Jacob, madly in love with Rachel, works seven long years for her hand in marriage. Seven years! That’s dedication. That’s commitment. But the wedding night… oh, that’s where things get interesting.

The Book of Jubilees, a fascinating Jewish text from around the second century BCE, fills in some of the details we might skim over in the more familiar telling in Genesis. Jubilees 28 tells us that after Jacob finishes his seven years of service, he approaches Laban, Rachel’s father, and says, "Give me my wife, for whom I have served thee seven years." Seems straightforward. Laban, ever the schemer, agrees. He throws a feast. A big one. Laban takes his older daughter, Leah, and gives her to Jacob as a wife. He even gives her Zilpah, his handmaid, to attend to her.

Get this: Jacob doesn’t realize it’s Leah! The text says, "Jacob did not know, for he thought that she was Rachel." Can you imagine the shock? The confusion? The utter betrayal?

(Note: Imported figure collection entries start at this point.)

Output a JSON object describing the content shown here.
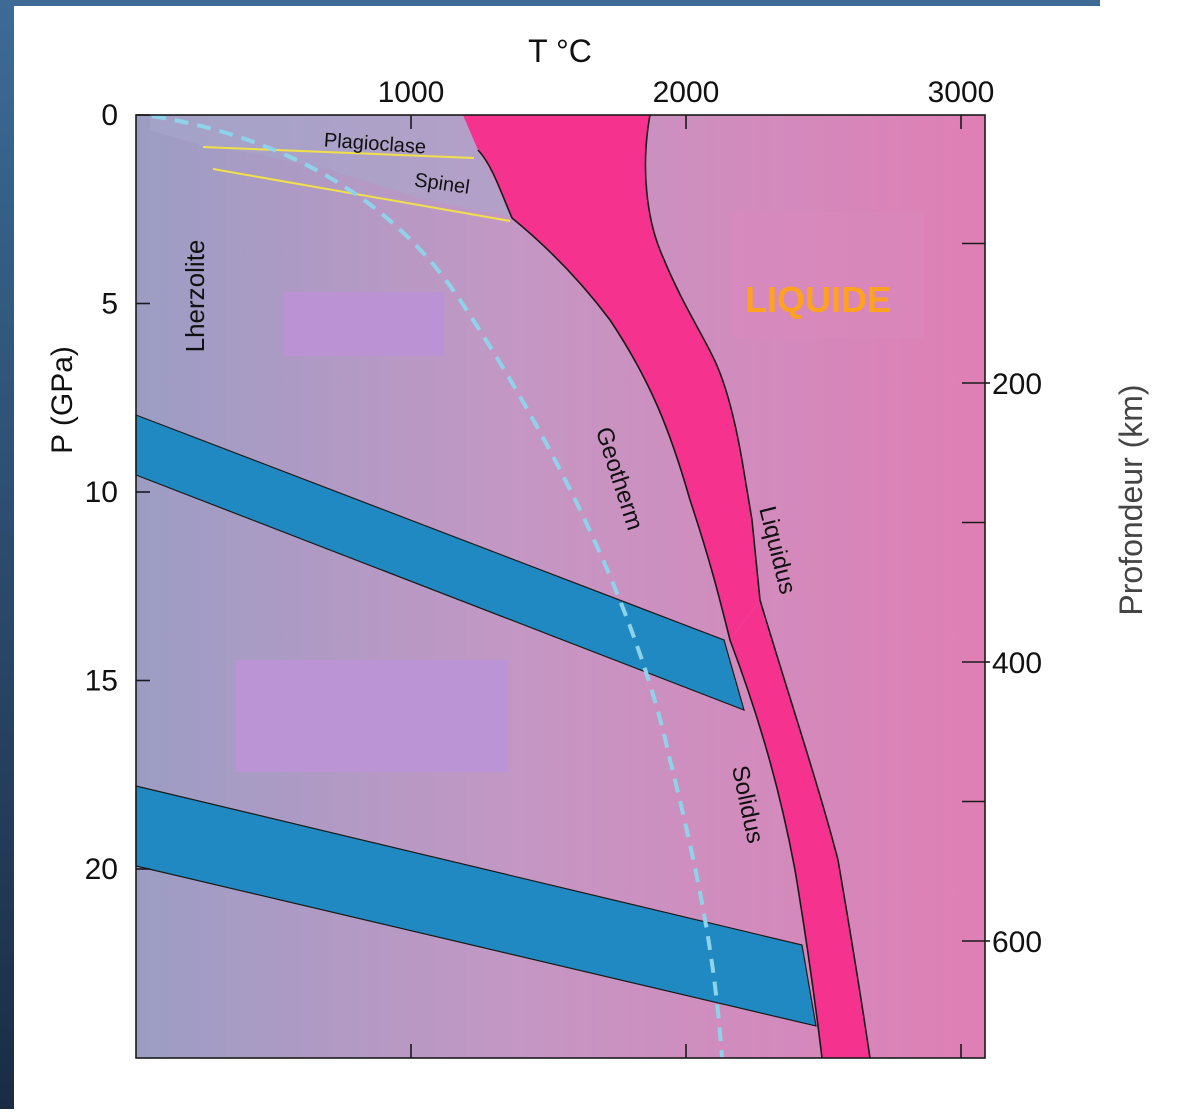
{
  "diagram": {
    "top_axis": {
      "title": "T °C",
      "ticks": [
        {
          "label": "1000",
          "value": 1000
        },
        {
          "label": "2000",
          "value": 2000
        },
        {
          "label": "3000",
          "value": 3000
        }
      ]
    },
    "left_axis": {
      "title": "P (GPa)",
      "ticks": [
        {
          "label": "0",
          "value": 0
        },
        {
          "label": "5",
          "value": 5
        },
        {
          "label": "10",
          "value": 10
        },
        {
          "label": "15",
          "value": 15
        },
        {
          "label": "20",
          "value": 20
        }
      ]
    },
    "right_axis": {
      "title": "Profondeur  (km)",
      "ticks": [
        {
          "label": "200",
          "value": 200
        },
        {
          "label": "400",
          "value": 400
        },
        {
          "label": "600",
          "value": 600
        }
      ]
    },
    "labels": {
      "plagioclase": "Plagioclase",
      "spinel": "Spinel",
      "lherzolite": "Lherzolite",
      "geotherm": "Geotherm",
      "liquidus": "Liquidus",
      "solidus": "Solidus",
      "liquide": "LIQUIDE"
    },
    "colors": {
      "melt_band": "#f5338f",
      "transition_band": "#2089c2",
      "geotherm": "#8fd3ea",
      "phase_lines": "#f2e04a",
      "liquide_label": "#ffa21f",
      "frame_left": "#3a6690"
    }
  }
}
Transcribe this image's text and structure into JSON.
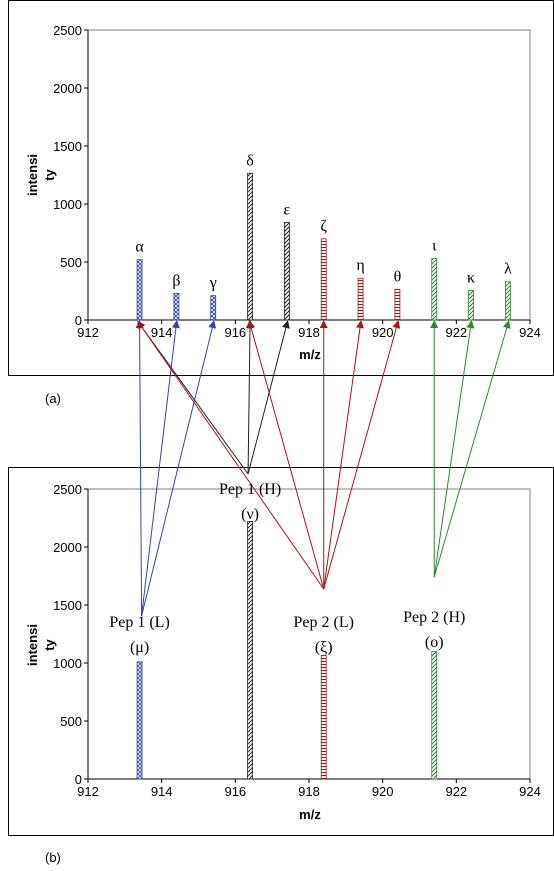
{
  "colors": {
    "blue": "#3344aa",
    "black": "#222222",
    "red": "#a01818",
    "green": "#2a8a2a",
    "gridline": "#808080",
    "border": "#000000"
  },
  "chart_data": [
    {
      "type": "bar",
      "panel_label": "(a)",
      "xlabel": "m/z",
      "ylabel_line1": "intensi",
      "ylabel_line2": "ty",
      "xlim": [
        912,
        924
      ],
      "ylim": [
        0,
        2500
      ],
      "xticks": [
        912,
        914,
        916,
        918,
        920,
        922,
        924
      ],
      "yticks": [
        0,
        500,
        1000,
        1500,
        2000,
        2500
      ],
      "grid": false,
      "bars": [
        {
          "x": 913.4,
          "y": 520,
          "color": "blue",
          "label": "α"
        },
        {
          "x": 914.4,
          "y": 230,
          "color": "blue",
          "label": "β"
        },
        {
          "x": 915.4,
          "y": 210,
          "color": "blue",
          "label": "γ"
        },
        {
          "x": 916.4,
          "y": 1265,
          "color": "black",
          "label": "δ"
        },
        {
          "x": 917.4,
          "y": 840,
          "color": "black",
          "label": "ε"
        },
        {
          "x": 918.4,
          "y": 700,
          "color": "red",
          "label": "ζ"
        },
        {
          "x": 919.4,
          "y": 360,
          "color": "red",
          "label": "η"
        },
        {
          "x": 920.4,
          "y": 265,
          "color": "red",
          "label": "θ"
        },
        {
          "x": 921.4,
          "y": 530,
          "color": "green",
          "label": "ι"
        },
        {
          "x": 922.4,
          "y": 255,
          "color": "green",
          "label": "κ"
        },
        {
          "x": 923.4,
          "y": 330,
          "color": "green",
          "label": "λ"
        }
      ]
    },
    {
      "type": "bar",
      "panel_label": "(b)",
      "xlabel": "m/z",
      "ylabel_line1": "intensi",
      "ylabel_line2": "ty",
      "xlim": [
        912,
        924
      ],
      "ylim": [
        0,
        2500
      ],
      "xticks": [
        912,
        914,
        916,
        918,
        920,
        922,
        924
      ],
      "yticks": [
        0,
        500,
        1000,
        1500,
        2000,
        2500
      ],
      "grid": false,
      "bars": [
        {
          "x": 913.4,
          "y": 1010,
          "color": "blue",
          "label_line1": "Pep 1 (L)",
          "label_line2": "(μ)"
        },
        {
          "x": 916.4,
          "y": 2220,
          "color": "black",
          "label_line1": "Pep 1 (H)",
          "label_line2": "(ν)"
        },
        {
          "x": 918.4,
          "y": 1065,
          "color": "red",
          "label_line1": "Pep 2 (L)",
          "label_line2": "(ξ)"
        },
        {
          "x": 921.4,
          "y": 1100,
          "color": "green",
          "label_line1": "Pep 2 (H)",
          "label_line2": "(ο)"
        }
      ]
    }
  ]
}
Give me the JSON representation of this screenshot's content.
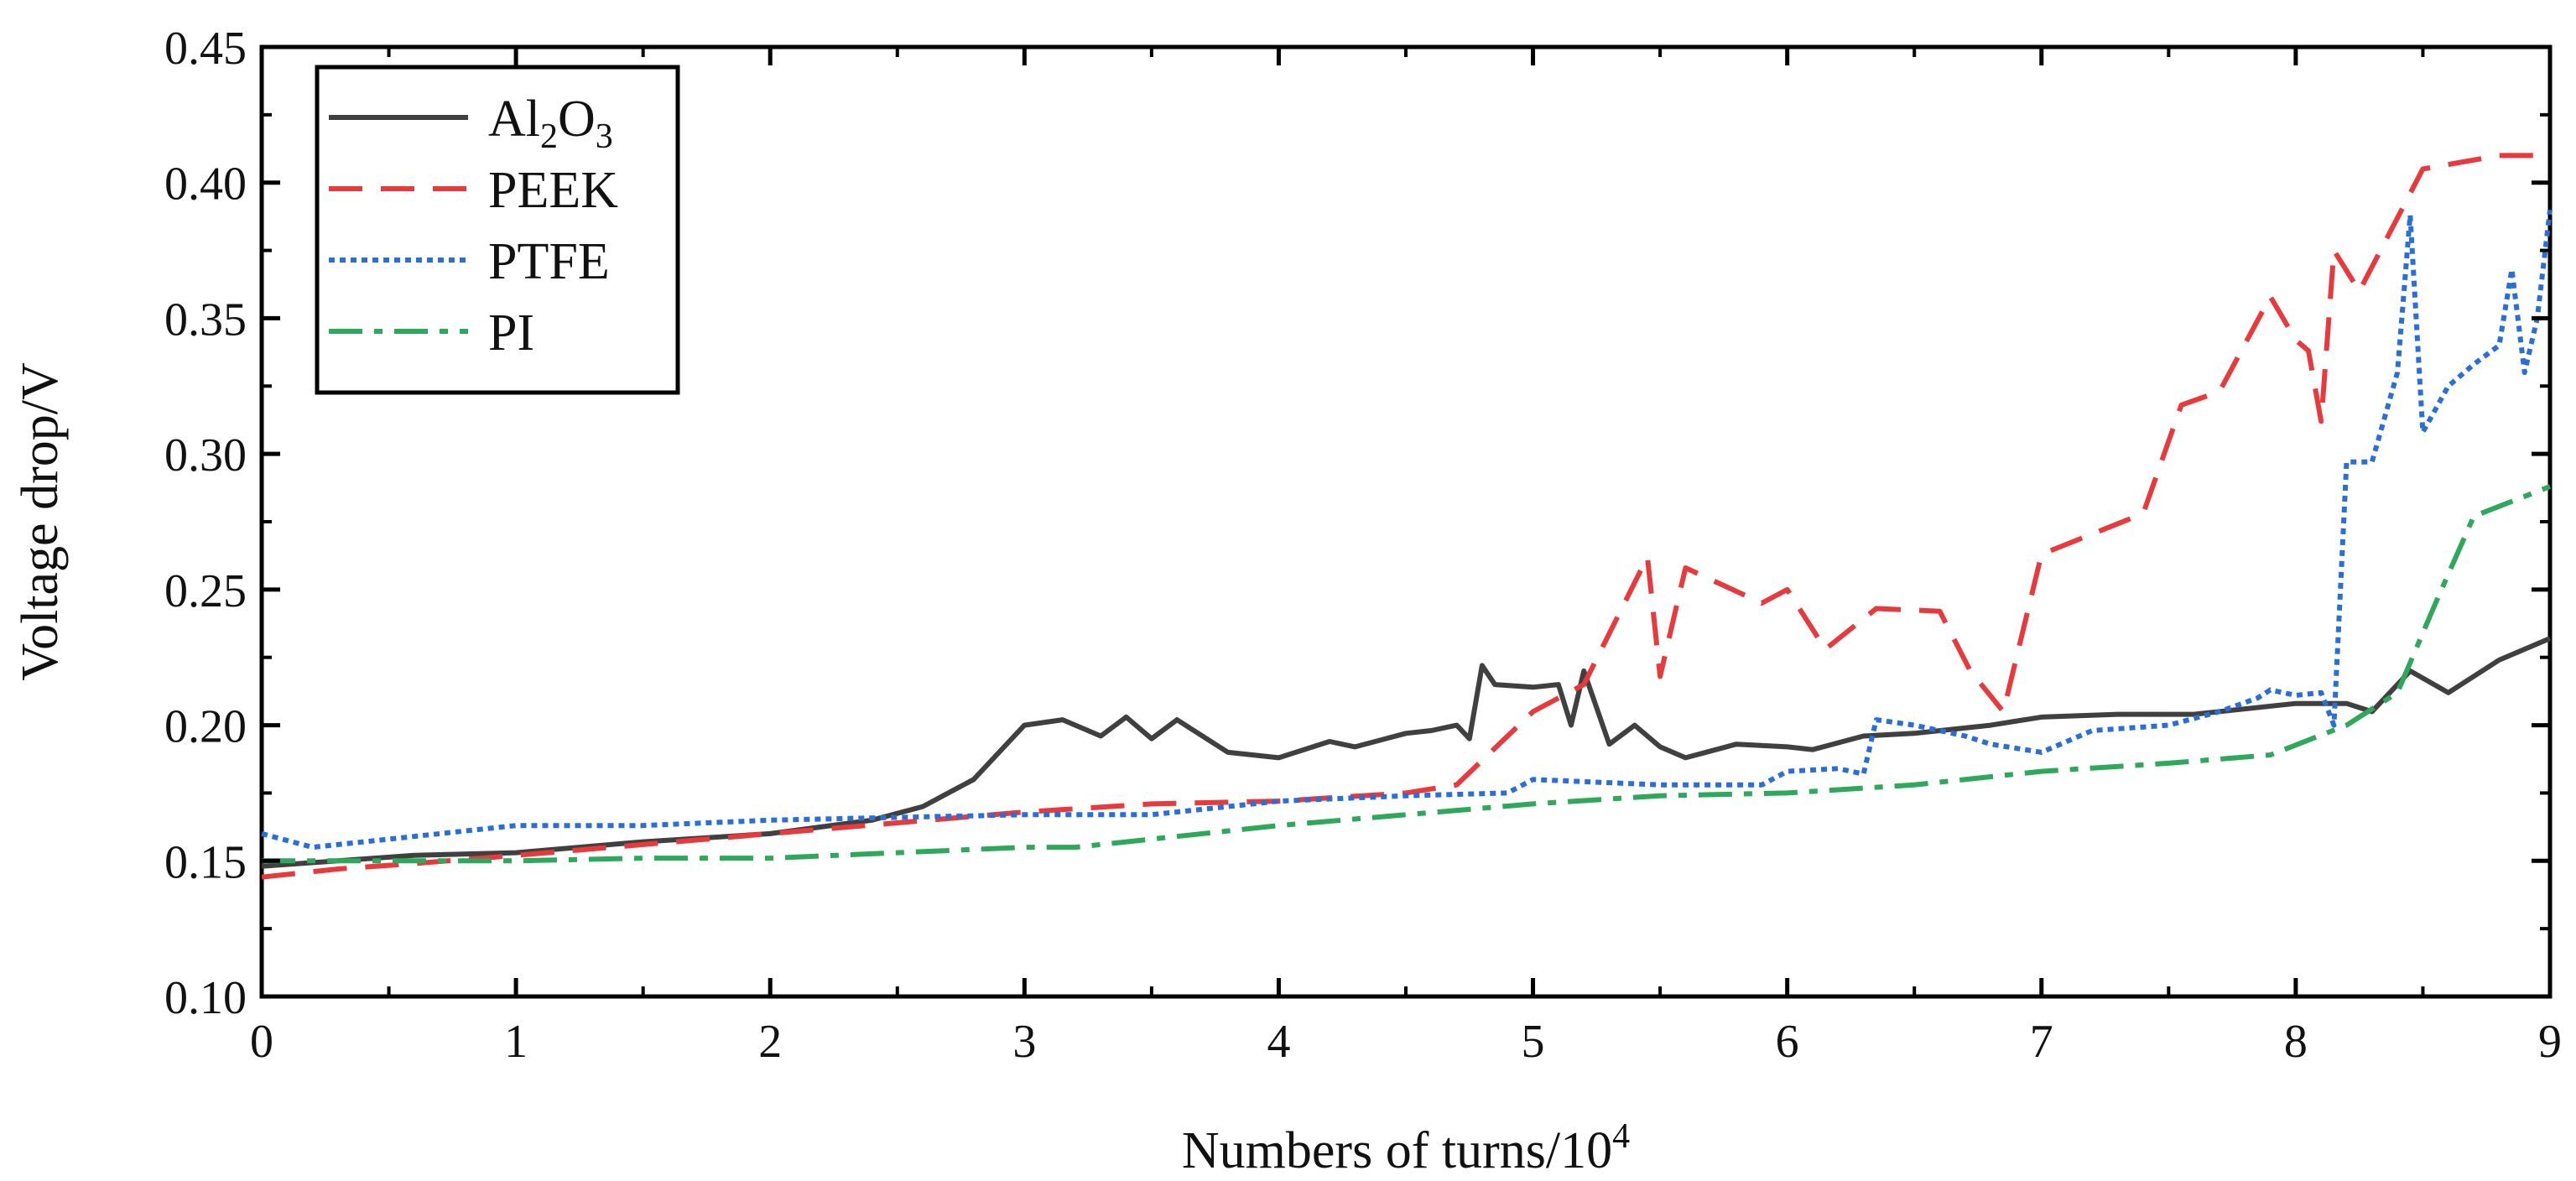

The next morning, the jig is up. Jacob discovers he’s been with Leah. And he's furious. “Why hast thou dealt thus with me?” he demands of Laban. “Did not I serve thee for Rachel and not for Leah? Why hast thou wronged me?”

It's a raw, human moment. You can almost hear the anger and disbelief in Jacob's voice. He poured seven years of his life into this agreement, and Laban completely undermined it.

The story in Jubilees, and in Genesis of course, raises so many questions. How could Jacob not know? Was it dark? Was he drunk? Was Leah veiled so convincingly? The text doesn’t say, leaving us to imagine the scene.

But perhaps more importantly, it forces us to confront the themes of deception, justice, and the lengths people will go to get what they want. Laban clearly prioritizes his older daughter's marriage prospects, traditions be damned, even if it means manipulating Jacob.

This episode reminds us that even in ancient stories filled with divine promises and grand narratives, there are moments of very human drama, betrayal, and the struggle for fairness. And it makes you wonder – what hidden Leahs might we be waking up to in our own lives?